La présidente de la Fondation Congo Assistance a été primée pour les efforts consentis dans la lutte contre la drépanocytose, une maladie génétique très répandue dans le monde, et reconnue aujourd’hui comme une priorité de santé publique.

La première dame du Congo, marraine de la lutte contre la drépanocytose a reçu son diplôme des mains du Pr Lazare Kaptué, chercheur africain, Hématologue. Auparavant, il a félicité de vive voix l’épouse du chef de l’Etat pour son engagement.

Recevant sa distinction, Antoinette Sassou N’Guesso a affirmé sa détermination dans la lutte contre la drépanocytose, les cancers, l’infection à VIH, le paludisme, ainsi que dans le bien être du couple mère et enfant, même s’il existe encore quelques faiblesses aggravées par des difficultés financières, Antoinette Sassou N’Guesso a affirmé sa détermination dans la lutte contre la drépanocytose, les cancers, l’infection à VIH, le paludisme, ainsi que dans le bien être du couple mère et enfant.

Aux participants et chercheurs, elle a exhorté chacun à un sursaut d’effort afin qu’ensemble, ils fassent aboutir, avec l’appui des autres continents le noble combat qu’ils mènent en Afrique.

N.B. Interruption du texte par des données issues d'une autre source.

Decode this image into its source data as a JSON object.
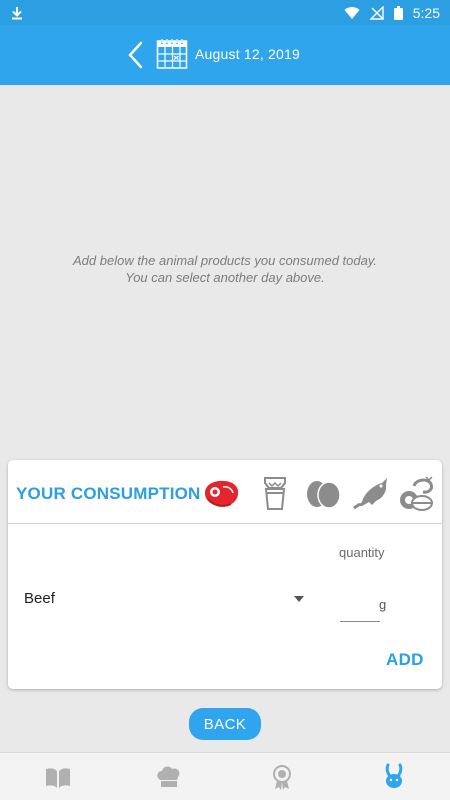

« Les premiers Etats généraux mondiaux sur la drépanocytose organisés en juin 2005, à Brazzaville nous ont ouvert les yeux et nous ont permis de tracer ensemble de nouvelles perspectives. Au Congo, notre plaidoyer a abouti à la mise en place d’un centre national de référence de la drépanocytose », a-t-elle rappelé. Dans la foulée, elle a cité d’autres structures similaires construites à Bamako, Cotonou et Lagos.

En outre, Antoinette Sassou N’Guesso s’est réjouie du fait qu’au Nigéria, le programme des greffes sur la drépanocytose a débuté, alors qu’à Marrakech, Alger et Tunis, ces greffes sont réalisées pour la thalassémie, la drépanocytose et les cancers du sang.

« L’intérêt des centres de référence qui sont des pôles d’excellence dans l’amélioration des conditions de diagnostic y compris le diagnostic précoce et de prise en charge de la drépanocytose visent à fédérer nos connaissances et à mutualiser nos efforts afin d’accélérer l’amélioration de la qualité de vie des personnes vivant avec la drépanocytose », a conclu, Antoinette Sassou N’Guesso dans son discours d’ouverture.

Pour sa part, le Pr Alexis Elira Dokékias, président du comité d’organisation, et président du comité scientifique, a rappelé que la drépanocytose est devenu « un véritable problème de santé publique, pas encore une priorité de santé publique ». Il a saisi cette opportunité pour saluer le plaidoyer et l’implication de la première dame du Congo dans la lutte contre cette maladie.

L’OMS promet son soutien

Le congrès d’hématologie abordera des thèmes aussi variés que la drépanocytose, les maladies hémorragiques constitutionnelles, la sécurité transfusionnelle etc. Sur ce, la directrice régionale de l’OMS, le Dr Matshidiso Moeti a déploré le fait que la drépanocytose reste encore méconnue du grand public.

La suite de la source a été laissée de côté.